There has been some wonderful progress for nuns and bhikkhunis in the Tibetan tradition in recent months. I’ve been kept up to date by Ven Jampa Tsedroen. Here’s a summary.
In May there was a decision to allow Tibetan nuns of the Gelugpa tradition to receive a geshe title. This has been controversial in the past due mainly to the requirement for full Vinaya studies. The geshe degree is the highest title in Tibetan Buddhist studies, and it requires a thorough training in all areas of Buddhist texts in the Tibetan canon. This includes the Vinaya, traditionally the last section to be taught. According to the Tibetan tradition, however (shared also with the Chinese tradition), Vinaya may only be taught to those fully ordained. (This idea probably originated in a misunderstanding of some passages in the early Vinaya, but that’s beside the point here.) Since nuns cannot be fully ordained, they cannot complete the studies and therefore cannot become geshe. Now the full course of study has become available on a non-sectarian basis.

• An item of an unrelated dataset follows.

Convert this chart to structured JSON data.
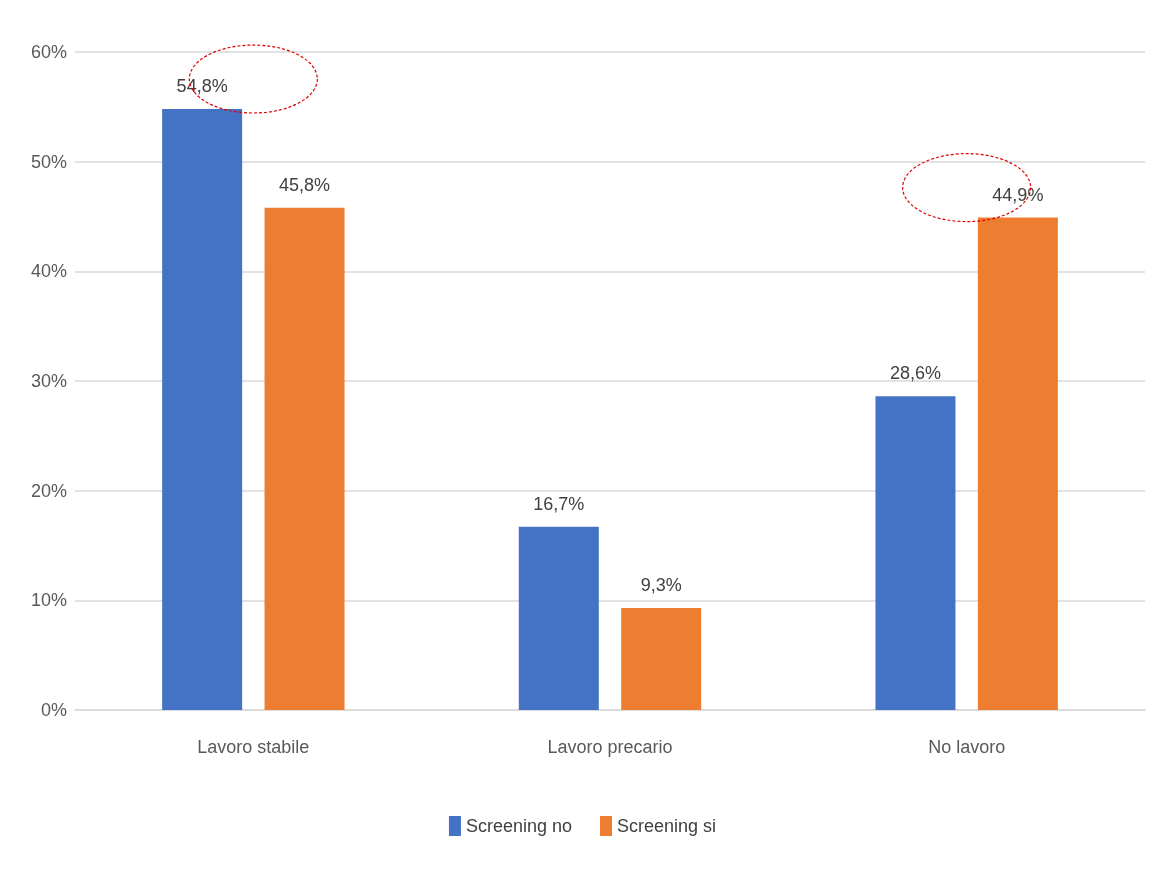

In addition, the Tibetan department of Religion and Culture has organized a high level committee to support the introduction of full ordination for women in the Mulasarvastivada tradition. The committee includes two members from each of the four main Tibetan sects, as well as two representatives from the nuns.
The committee has invited Ven Jampa and others to present research results in the last two weeks of October. They have received specific requests as to the texts that the committee is interested in, and these are being prepared. There seems to be a good chance that some genuine progress is at last at hand.